Suffice to say, I'm getting a bit frustrated. Somehow, I had it in my head that this would be something like a 6 week process. Well, I started this process at the beginning August and we're now half-way through October. I kind of feel like my physical review copy should have been here about a week ago; and the last cover revision, which was really just fixing some text, somehow ended up taking over a week before that.
One thing I will say: My. Cover. Looks. Awesome. I really can't wait to show it off to the world. I'll be posting my cover reveal within the next day or two so stay tuned!
Another thing: I'm really glad I hired people to handle a lot of this stuff for me, because I think I'd get massively annoyed trying to figure it out myself. Sitting around toying with a word processor and other crappy software for hours is not my ideal pastime.
But on the other hand, I feel like this would be going faster if I were more involved. Maybe not? I don't know.
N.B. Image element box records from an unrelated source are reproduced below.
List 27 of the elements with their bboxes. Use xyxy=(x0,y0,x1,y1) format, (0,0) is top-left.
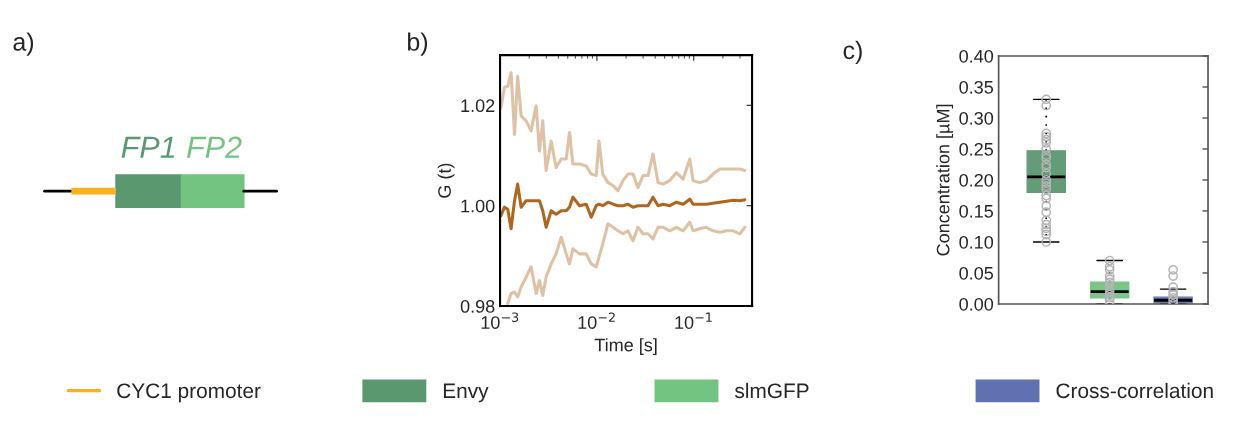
y-tick-label: 0.40 xyxy=(959,49,994,63)
legend-label: CYC1 promoter xyxy=(117,383,261,403)
y-tick-label: 0.20 xyxy=(959,173,994,187)
legend-label: Envy xyxy=(443,383,489,403)
y-tick-label: 0.25 xyxy=(959,142,994,156)
text: a) xyxy=(13,32,34,56)
text: FP2 xyxy=(187,136,242,158)
x-tick-label: 10$^{−2}$ xyxy=(578,312,615,329)
y-tick-label: 1.02 xyxy=(461,99,495,113)
y-tick-label: 0.30 xyxy=(959,111,994,125)
chart-title: b) xyxy=(408,32,428,56)
legend-label: Cross-correlation xyxy=(1056,382,1213,399)
x-tick-label: 10$^{−1}$ xyxy=(675,312,712,329)
y-tick-label: 0.05 xyxy=(959,266,994,280)
y-tick-label: 0.00 xyxy=(959,297,994,311)
legend-label: slmGFP xyxy=(734,382,809,399)
y-tick-label: 0.15 xyxy=(959,204,994,218)
y-axis-title: G (t) xyxy=(437,163,455,198)
y-tick-label: 1.00 xyxy=(461,199,495,213)
y-tick-label: 0.35 xyxy=(959,80,994,94)
text: FP1 xyxy=(121,136,175,158)
y-tick-label: 0.98 xyxy=(460,300,495,313)
chart-title: c) xyxy=(843,40,862,65)
y-tick-label: 0.10 xyxy=(959,235,994,249)
y-axis-title: Concentration [µM] xyxy=(936,104,954,256)
x-axis-title: Time [s] xyxy=(594,338,657,356)
x-tick-label: 10$^{−3}$ xyxy=(481,312,519,329)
I have been feeling pretty antsy over the whole thing, though. I have barely written anything while I've been waiting for this process to move forward - I guess I kind of have target fixation. I have a kind of annoying habit where I like to work on just one thing at a time and give it my full attention. No grand multi-tasker am I. I feel incomplete if I start on something else before my original project is done. Plus, I feel like I'll forget something if my attention is too divided. But, then again, that's why I hired people to do these parts for me - so I'd have more time for other things. It's a conundrum that I need to work out.
So, now I just obsessively check my mailbox each day to see if my physical proof is here yet. I think I need to go check again just to be sure.